Há algumas semanas, o alemão
Frank Castorf apresentou em São
Paulo uma montagem de "O Anjo
Negro" em que se servia a gosto das
peculiaridades do texto e do país, fazendo saltar aos olhos do espectador
uma radicalidade iconoclasta raramente vista nas montagens brasileiras de Nelson Rodrigues.
Na peça, uma mulher branca, casada com um médico negro que a estuprou na adolescência e que a mantém presa, isolada do mundo, afoga
os próprios filhos ao nascerem, porque são negros. Sonha com um filho
branco. Sua chance aparece finalmente quando o irmão de criação do
marido bate à porta. O homem, que
é branco e cego, a engravida e lhe dá
uma filha que o marido negro acabará cegando com ácido.

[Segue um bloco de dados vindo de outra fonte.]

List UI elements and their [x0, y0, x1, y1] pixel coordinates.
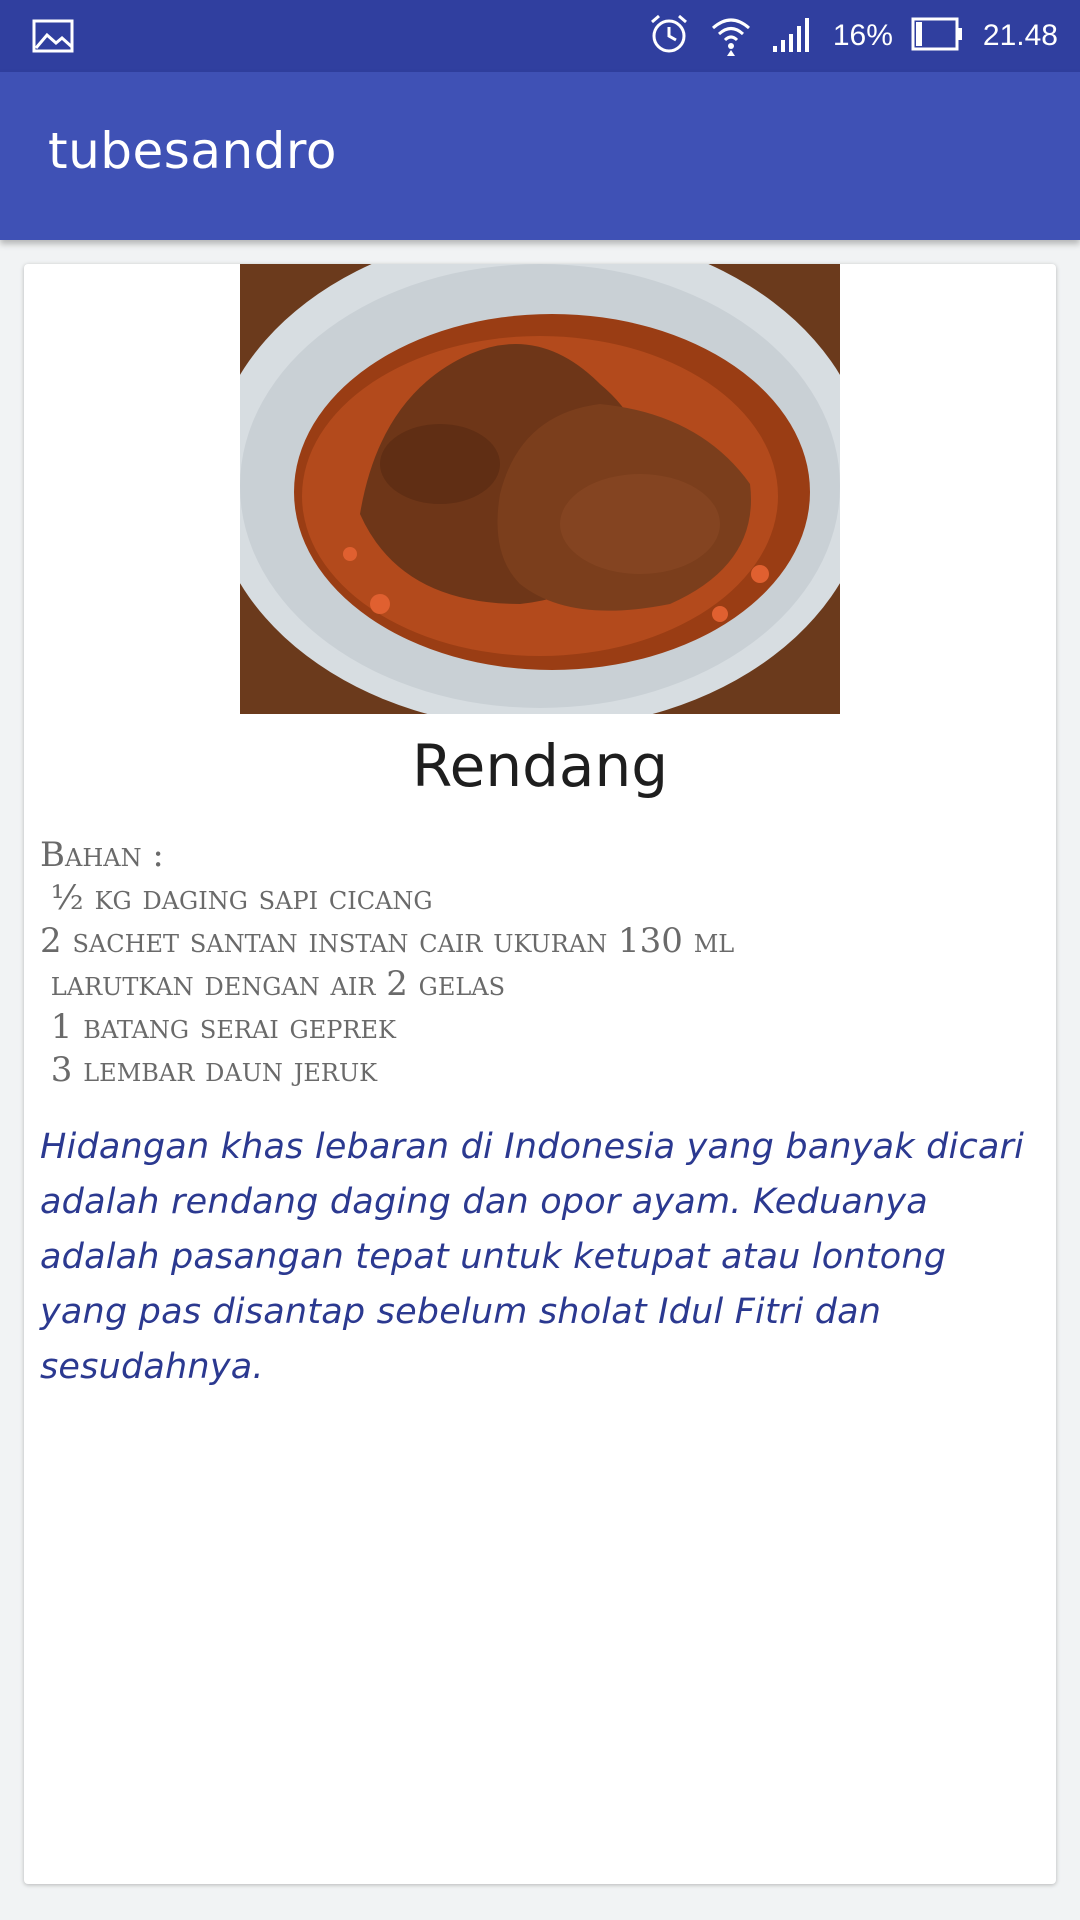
recipe-description: Hidangan khas lebaran di Indonesia yang … [40, 1127, 1025, 1387]
ingredient-item: larutkan dengan air 2 gelas [40, 964, 506, 1004]
ingredient-item: 1 batang serai geprek [40, 1007, 396, 1047]
status-icons: 16% 21.48 [629, 0, 1058, 72]
battery-percent: 16% [832, 19, 893, 52]
app-bar: tubesandro [0, 72, 1080, 240]
ingredient-item: 3 lembar daun jeruk [40, 1050, 378, 1090]
rendang-image [240, 264, 840, 714]
wifi-icon [709, 12, 753, 61]
alarm-icon [647, 12, 691, 61]
app-title: tubesandro [48, 122, 337, 180]
ingredient-heading: Bahan : [40, 835, 164, 875]
status-bar: 16% 21.48 [0, 0, 1080, 72]
ingredient-list: Bahan : ½ kg daging sapi cicang 2 sachet… [40, 834, 1040, 1092]
signal-icon [771, 14, 815, 59]
recipe-card: Rendang Bahan : ½ kg daging sapi cicang … [24, 264, 1056, 1884]
ingredient-item: 2 sachet santan instan cair ukuran 130 m… [40, 921, 735, 961]
recipe-title: Rendang [411, 732, 669, 800]
ingredient-item: ½ kg daging sapi cicang [40, 878, 433, 918]
battery-icon [911, 16, 965, 57]
gallery-icon [32, 18, 76, 54]
clock: 21.48 [982, 19, 1058, 52]
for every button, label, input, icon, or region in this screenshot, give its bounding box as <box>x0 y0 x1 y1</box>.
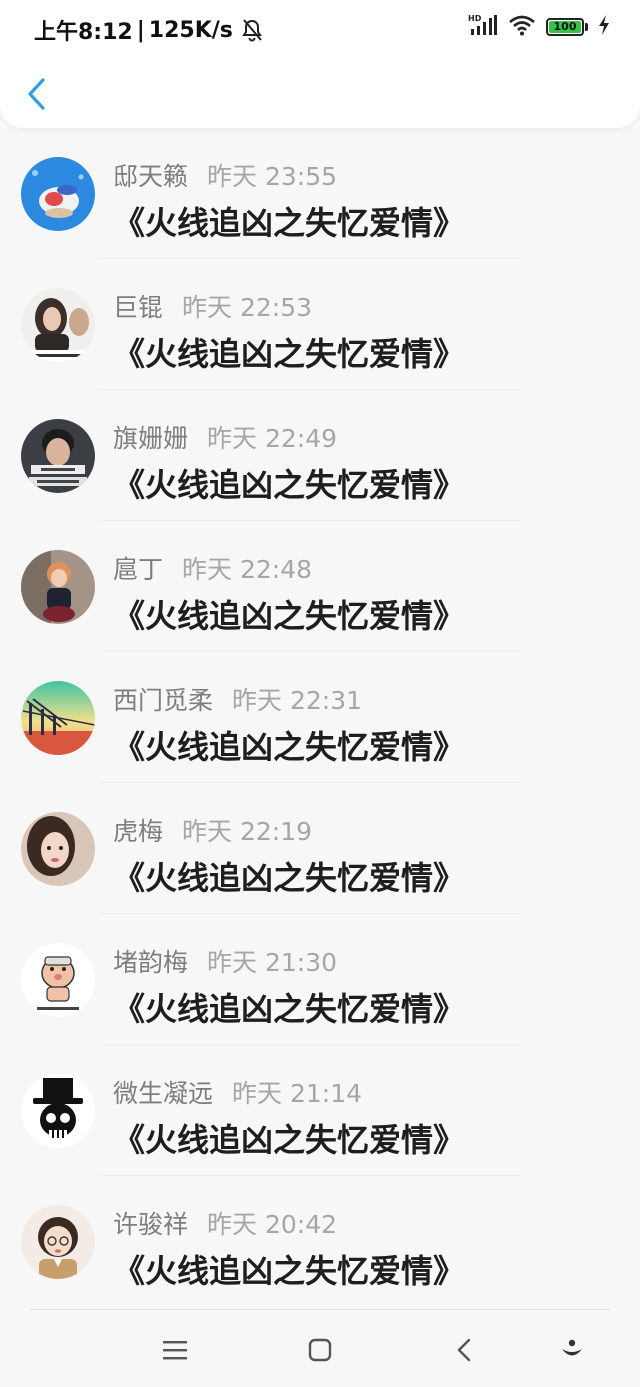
list-item[interactable]: 许骏祥 昨天 20:42 《火线追凶之失忆爱情》 <box>0 1176 640 1307</box>
item-title[interactable]: 《火线追凶之失忆爱情》 <box>113 460 465 506</box>
back-icon <box>457 1338 471 1362</box>
item-meta: 堵韵梅 昨天 21:30 <box>113 943 337 979</box>
item-meta: 巨锟 昨天 22:53 <box>113 288 312 324</box>
home-button[interactable] <box>300 1330 340 1370</box>
battery-icon: 100 <box>546 18 588 36</box>
list-item[interactable]: 巨锟 昨天 22:53 《火线追凶之失忆爱情》 <box>0 259 640 390</box>
timestamp: 昨天 22:53 <box>182 293 313 322</box>
list-item[interactable]: 堵韵梅 昨天 21:30 《火线追凶之失忆爱情》 <box>0 914 640 1045</box>
user-name[interactable]: 巨锟 <box>113 288 163 324</box>
item-meta: 西门觅柔 昨天 22:31 <box>113 681 362 717</box>
avatar[interactable] <box>21 943 95 1017</box>
bell-muted-icon <box>241 18 263 42</box>
status-bar: 上午8:12 | 125K/s HD 100 <box>0 0 640 56</box>
avatar[interactable] <box>21 419 95 493</box>
timestamp: 昨天 23:55 <box>207 162 338 191</box>
list-item[interactable]: 邸天籁 昨天 23:55 《火线追凶之失忆爱情》 <box>0 128 640 259</box>
status-right: HD 100 <box>468 14 610 40</box>
status-time: 上午8:12 <box>34 20 133 45</box>
user-name[interactable]: 邸天籁 <box>113 157 188 193</box>
item-title[interactable]: 《火线追凶之失忆爱情》 <box>113 1115 465 1161</box>
wifi-icon <box>508 14 536 40</box>
avatar[interactable] <box>21 1074 95 1148</box>
user-name[interactable]: 扈丁 <box>113 550 163 586</box>
user-name[interactable]: 微生凝远 <box>113 1074 213 1110</box>
user-name[interactable]: 西门觅柔 <box>113 681 213 717</box>
avatar[interactable] <box>21 812 95 886</box>
message-list: 邸天籁 昨天 23:55 《火线追凶之失忆爱情》 巨锟 昨天 22:53 《火线… <box>0 128 640 1307</box>
avatar[interactable] <box>21 550 95 624</box>
menu-button[interactable] <box>155 1330 195 1370</box>
item-title[interactable]: 《火线追凶之失忆爱情》 <box>113 1246 465 1292</box>
battery-tip <box>585 23 588 31</box>
item-meta: 许骏祥 昨天 20:42 <box>113 1205 337 1241</box>
item-title[interactable]: 《火线追凶之失忆爱情》 <box>113 984 465 1030</box>
timestamp: 昨天 22:31 <box>232 686 363 715</box>
chevron-left-icon <box>28 78 45 110</box>
item-meta: 扈丁 昨天 22:48 <box>113 550 312 586</box>
item-meta: 邸天籁 昨天 23:55 <box>113 157 337 193</box>
system-nav-bar <box>0 1310 640 1387</box>
battery-body: 100 <box>546 18 584 36</box>
back-button[interactable] <box>18 74 54 114</box>
list-item[interactable]: 微生凝远 昨天 21:14 《火线追凶之失忆爱情》 <box>0 1045 640 1176</box>
assistant-icon <box>562 1339 582 1356</box>
list-item[interactable]: 西门觅柔 昨天 22:31 《火线追凶之失忆爱情》 <box>0 652 640 783</box>
home-icon <box>308 1338 332 1362</box>
charging-icon <box>598 15 610 39</box>
network-speed: 125K/s <box>148 17 233 43</box>
list-item[interactable]: 旗姗姗 昨天 22:49 《火线追凶之失忆爱情》 <box>0 390 640 521</box>
assistant-button[interactable] <box>552 1330 592 1370</box>
avatar[interactable] <box>21 288 95 362</box>
signal-icon: HD <box>468 14 498 40</box>
avatar[interactable] <box>21 157 95 231</box>
item-title[interactable]: 《火线追凶之失忆爱情》 <box>113 591 465 637</box>
hd-label: HD <box>468 14 482 23</box>
status-left: 上午8:12 | 125K/s <box>34 14 263 46</box>
timestamp: 昨天 21:30 <box>207 948 338 977</box>
user-name[interactable]: 堵韵梅 <box>113 943 188 979</box>
item-meta: 微生凝远 昨天 21:14 <box>113 1074 362 1110</box>
timestamp: 昨天 22:48 <box>182 555 313 584</box>
menu-icon <box>163 1341 187 1360</box>
timestamp: 昨天 22:19 <box>182 817 313 846</box>
item-title[interactable]: 《火线追凶之失忆爱情》 <box>113 329 465 375</box>
list-item[interactable]: 虎梅 昨天 22:19 《火线追凶之失忆爱情》 <box>0 783 640 914</box>
system-back-button[interactable] <box>444 1330 484 1370</box>
user-name[interactable]: 虎梅 <box>113 812 163 848</box>
timestamp: 昨天 22:49 <box>207 424 338 453</box>
item-meta: 旗姗姗 昨天 22:49 <box>113 419 337 455</box>
avatar[interactable] <box>21 1205 95 1279</box>
user-name[interactable]: 旗姗姗 <box>113 419 188 455</box>
item-title[interactable]: 《火线追凶之失忆爱情》 <box>113 722 465 768</box>
item-title[interactable]: 《火线追凶之失忆爱情》 <box>113 853 465 899</box>
list-item[interactable]: 扈丁 昨天 22:48 《火线追凶之失忆爱情》 <box>0 521 640 652</box>
avatar[interactable] <box>21 681 95 755</box>
user-name[interactable]: 许骏祥 <box>113 1205 188 1241</box>
top-nav-bar <box>0 56 640 128</box>
timestamp: 昨天 21:14 <box>232 1079 363 1108</box>
item-meta: 虎梅 昨天 22:19 <box>113 812 312 848</box>
status-separator: | <box>136 17 145 43</box>
timestamp: 昨天 20:42 <box>207 1210 338 1239</box>
battery-level: 100 <box>549 21 581 33</box>
item-title[interactable]: 《火线追凶之失忆爱情》 <box>113 198 465 244</box>
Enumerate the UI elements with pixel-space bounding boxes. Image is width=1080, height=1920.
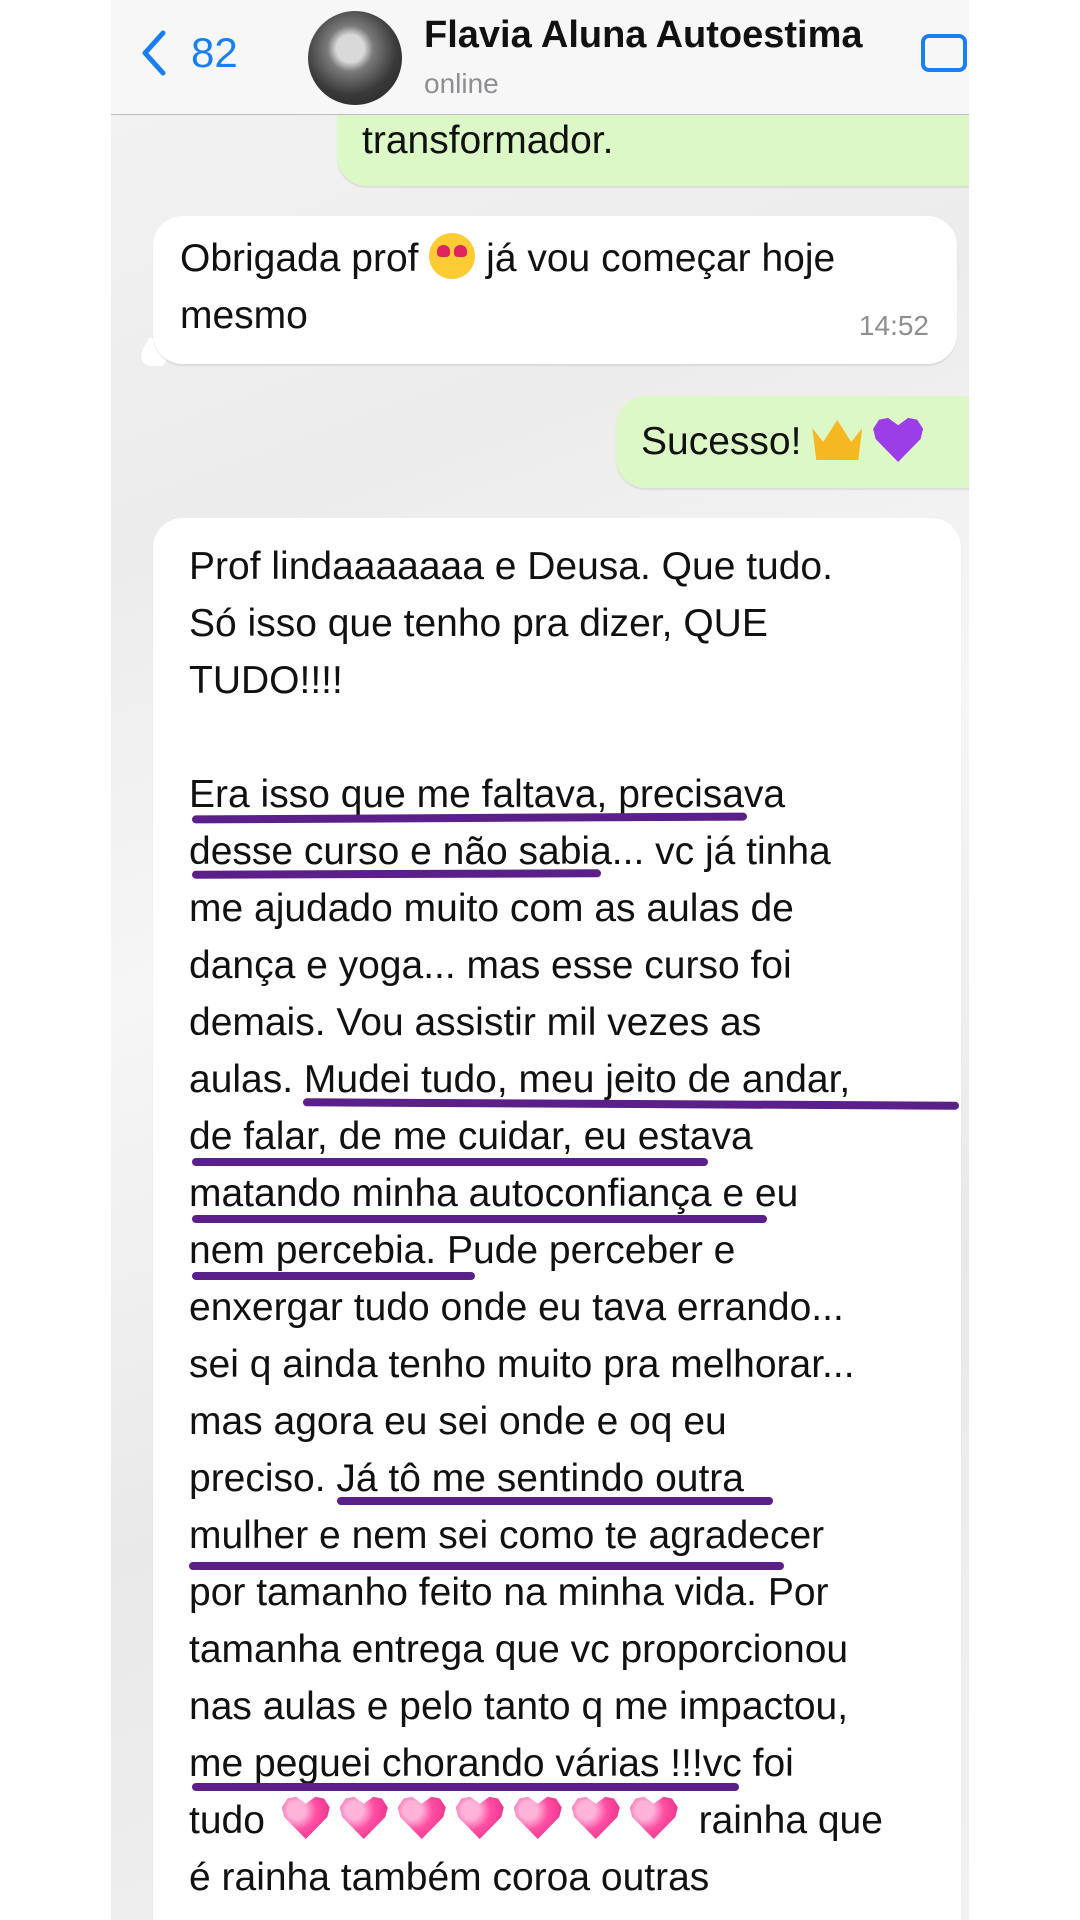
incoming-message: Prof lindaaaaaaa e Deusa. Que tudo. Só i… <box>153 518 961 1920</box>
message-line: mas agora eu sei onde e oq eu <box>189 1400 727 1443</box>
heart-eyes-face-icon <box>429 233 476 279</box>
message-line: nem percebia. Pude perceber e <box>189 1229 736 1272</box>
underline-stroke <box>192 1272 475 1280</box>
purple-heart-icon <box>873 417 924 462</box>
crown-icon <box>812 420 863 460</box>
message-line: Só isso que tenho pra dizer, QUE <box>189 602 768 645</box>
sparkling-heart-icon <box>397 1796 446 1839</box>
sparkling-heart-icon <box>339 1796 388 1839</box>
unread-count: 82 <box>191 29 238 76</box>
message-line: tamanha entrega que vc proporcionou <box>189 1628 849 1671</box>
message-line: é rainha também coroa outras <box>189 1856 710 1899</box>
message-line: demais. Vou assistir mil vezes as <box>189 1001 762 1044</box>
back-button[interactable]: 82 <box>139 28 238 78</box>
message-line: me ajudado muito com as aulas de <box>189 887 794 930</box>
left-margin <box>0 0 111 1920</box>
message-text: rainha que <box>698 1799 883 1842</box>
underline-stroke <box>192 1783 739 1791</box>
right-margin <box>969 0 1080 1920</box>
chevron-left-icon <box>142 30 166 76</box>
message-line: TUDO!!!! <box>189 659 343 702</box>
message-text: transformador. <box>362 119 614 162</box>
sparkling-heart-icon <box>513 1796 562 1839</box>
underline-stroke <box>192 1215 767 1223</box>
message-line: de falar, de me cuidar, eu estava <box>189 1115 753 1158</box>
message-line: por tamanho feito na minha vida. Por <box>189 1571 829 1614</box>
message-text: Sucesso! <box>641 420 802 463</box>
message-line: sei q ainda tenho muito pra melhorar... <box>189 1343 855 1386</box>
message-line: tudo rainha que <box>189 1792 883 1849</box>
message-line: Prof lindaaaaaaa e Deusa. Que tudo. <box>189 545 833 588</box>
message-text: Obrigada prof <box>180 237 419 280</box>
contact-name[interactable]: Flavia Aluna Autoestima <box>424 14 863 57</box>
message-timestamp: 14:52 <box>858 310 929 341</box>
message-line: mulher e nem sei como te agradecer <box>189 1514 825 1557</box>
message-line: matando minha autoconfiança e eu <box>189 1172 799 1215</box>
underline-stroke <box>192 1158 708 1166</box>
avatar[interactable] <box>308 11 402 105</box>
sparkling-heart-icon <box>571 1796 620 1839</box>
underline-stroke <box>191 869 602 879</box>
chat-header: 82 Flavia Aluna Autoestima online <box>111 0 969 115</box>
contact-status: online <box>424 68 499 99</box>
message-line: enxergar tudo onde eu tava errando... <box>189 1286 844 1329</box>
message-text: já vou começar hoje <box>486 237 836 280</box>
underline-stroke <box>337 1497 773 1505</box>
sparkling-heart-icon <box>281 1796 330 1839</box>
message-line: dança e yoga... mas esse curso foi <box>189 944 792 987</box>
message-line: Sucesso! <box>641 413 924 470</box>
chat-screen: transformador. Obrigada prof já vou come… <box>111 0 969 1920</box>
message-line: nas aulas e pelo tanto q me impactou, <box>189 1685 849 1728</box>
outgoing-message: Sucesso! <box>616 396 969 488</box>
sparkling-heart-icon <box>455 1796 504 1839</box>
incoming-message: Obrigada prof já vou começar hoje mesmo … <box>153 216 957 364</box>
video-call-icon[interactable] <box>921 34 967 72</box>
message-line: mesmo <box>180 294 308 337</box>
message-line: Obrigada prof já vou começar hoje <box>180 230 835 287</box>
sparkling-heart-icon <box>629 1796 678 1839</box>
underline-stroke <box>189 1562 784 1570</box>
message-text: tudo <box>189 1799 265 1842</box>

Assim como o texto rodriguiano
ignora todos os limites do bom senso ao transpor a tragédia grega para
um universo que lhe é refratário,
terminando por criar um gênero
próprio e original, Castorf também
radicaliza a norma até invertê-la
contra si mesma. Os personagens
negros da peça de Nelson Rodrigues
são interpretados por atores brancos e vice-versa, o que acirra o absurdo original, pervertendo ainda mais
a perversão. O discurso racista de
personagens brancos na boca de
atores negros cria um curto-circuito
que se completa com a inserção de
trechos de "A Missão", peça de Heiner Müller, sobre a tentativa abortada de transpor o ideário da Revolução Francesa para uma sublevação
de escravos na Jamaica.
Tanto em Nelson Rodrigues como
em Heiner Müller, o que está em jogo são idéias fora do lugar: a tragédia
grega e a revolução exportadas para
a periferia do Ocidente. A tragédia
de Nelson Rodrigues não se sustentaria se não fosse no limiar do grotesco. Castorf entendeu perfeitamente os desafios desse limite e a
potência dessa inadequação escancarada pelo dramaturgo: transpor o
trágico para um lugar onde ele só pode ser recebido com risos. Um país
onde a tragédia não pode ser levada
a sério, onde a realidade converte toda tentativa de entrecho trágico em
artifício propenso ao escárnio.
Um dos aspectos mais inteligentes da encenação de Castorf é se servir da perversão local para pervertê-la. O diretor transforma em paroxismo o escracho que costuma ser norma na comédia brasileira, levando a
avacalhação ao limite do desequilíbrio. Por meio de um deslocamento
original, faz florescer o que já estava
em germe no texto de Nelson Rodrigues e que é incompatível com a reverência paradoxal com que o autor
costuma ser encenado no Brasil.
O texto rodriguiano clama pelo
desconforto da norma confrontada
com o próprio ridículo. As boas intenções são sempre reduzidas a farsa e hipocrisia. O discurso da igualdade, quando transposto para a periferia, vira letra morta. Contra o racismo, portanto, só a radicalização
obsessiva do seu próprio discurso.
De maneira análoga, Castorf se
apropria do que é "natural" - neste
caso, a forte tendência para a esculhambação e para a chanchada na
tradição da comédia brasileira - e
lhe insufla uma violência desestabilizadora, capaz de desnaturalizar tudo, pervertendo as funções originais
do humor até provocar a perplexidade e o constrangimento do público.
Nada é mais fácil e automático para um ator brasileiro (em geral, mais
intuitivo e menos técnico) do que
improvisar o escracho. Castorf converte essa "naturalidade" em estranhamento. A facilidade vira desconforto (para o ator, para o espectador)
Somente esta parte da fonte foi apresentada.